Given the seriousness of this year's content – Waltz with Bashir looks at war crimes, Off to the Asylum studies madness, The Great Puppet Horn comes back with some satire – Hart's vision advocates the potential of theatre as part of public debate. And in a time when Scotland is looking hard at its own sense of identity, Manipulate manages to both support local creativity and present the best of the world's work. "We have so many really talented and passionately committed visually-orientated theatre practitioners in Scotland. Manipulate offers members of this community a powerful focus that provides creative nourishment and inspiration through engagement with the best international work we can bring to Scotland. We have a strong aspiration that over the next five years Scottish artists will provide Manipulate with work of the highest quality and ambition that will stand securely alongside these international productions, and that we can then promote and tour this work abroad. That's the challenge we would like to extend to Scottish artists!"

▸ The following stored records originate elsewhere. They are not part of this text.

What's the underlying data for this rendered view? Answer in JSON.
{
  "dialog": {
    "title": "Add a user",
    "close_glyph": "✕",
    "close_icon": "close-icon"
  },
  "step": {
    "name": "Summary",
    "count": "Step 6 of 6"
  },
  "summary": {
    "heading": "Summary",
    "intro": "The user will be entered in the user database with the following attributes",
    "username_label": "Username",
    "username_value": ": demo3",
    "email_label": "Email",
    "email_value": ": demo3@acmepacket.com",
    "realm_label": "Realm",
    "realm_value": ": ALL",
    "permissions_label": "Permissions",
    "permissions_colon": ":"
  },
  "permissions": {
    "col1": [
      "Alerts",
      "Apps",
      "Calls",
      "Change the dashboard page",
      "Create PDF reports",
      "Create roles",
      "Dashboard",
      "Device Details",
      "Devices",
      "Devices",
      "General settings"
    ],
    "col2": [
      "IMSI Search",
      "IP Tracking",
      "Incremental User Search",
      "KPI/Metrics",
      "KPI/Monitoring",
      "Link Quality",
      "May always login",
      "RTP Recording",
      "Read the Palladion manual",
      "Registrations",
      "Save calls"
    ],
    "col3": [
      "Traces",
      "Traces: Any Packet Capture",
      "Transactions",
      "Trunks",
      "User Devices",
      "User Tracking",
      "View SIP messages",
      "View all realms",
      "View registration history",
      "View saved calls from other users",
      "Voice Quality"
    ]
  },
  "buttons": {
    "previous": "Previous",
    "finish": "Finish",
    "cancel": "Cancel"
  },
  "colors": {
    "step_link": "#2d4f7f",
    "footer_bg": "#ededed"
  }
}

And as if to demonstrate that nothing is beyond Manipulate's interest, and that there is no theatre that cannot be energised by an infusion of puppetry, even one of Shakespeare's most over-produced, and consequently played-out, specials is getting an injection, as Hart clarifies. "I wanted to bring Hamletmachine to Manipulate partly because the company, Theatre Sans Soucis, started with the words and then transformed them – and their meaning – through primarily visual means of great vividness and power. I believe it's up to each individual audience member to intuit the meaning of the images they experience in front of them and relate them to the words they are hearing – and seeing – at the same time. And that journey of discovery will be unique to every person. For me that's one of the great joys of Manipulate – the great variety of different responses to the same piece, and the passion with which our audiences will articulate them." And Hamletmachine has the qualities that have become a trademark of Manipulate's programme.

Hart continues: "This is a very stylish European production which combines many elements of current visual theatre practice – object manipulation, projection and animation of images, voice-overs and complex soundscapes – as well as lots of water – to articulate and illuminate a 'difficult' text." From its first stirring up in Dundee, to its current incarnation as part of The Traverse's recent attempts to redefine itself as a 'theatre of new writing,' Manipulate has always been about the challenge. Once Hart had demonstrated that puppetry wasn't just for kids, he started to include choreography, expanding his definitions of visual theatre, supporting local artists like Pony Pie (creators of the excellent How Keanu Reeves Saved the World) and integrating animated cinema, short compilation shows and major pieces from around the world into one of Scotland's most important theatre festivals. Only New Territories has a similar intelligence and eclecticism, combining a curatorial focus with a willingness to find radical, experimental creativity. "Quality aside, I have not yet seen something that I would consider too extreme to include in a Manipulate festival programme," Hart concludes. "I always aim to programme work, like Jerk [a monologue based on the true story of serial killings] during Manipulate 2011, that has the potential to challenge and disturb habitual assumptions."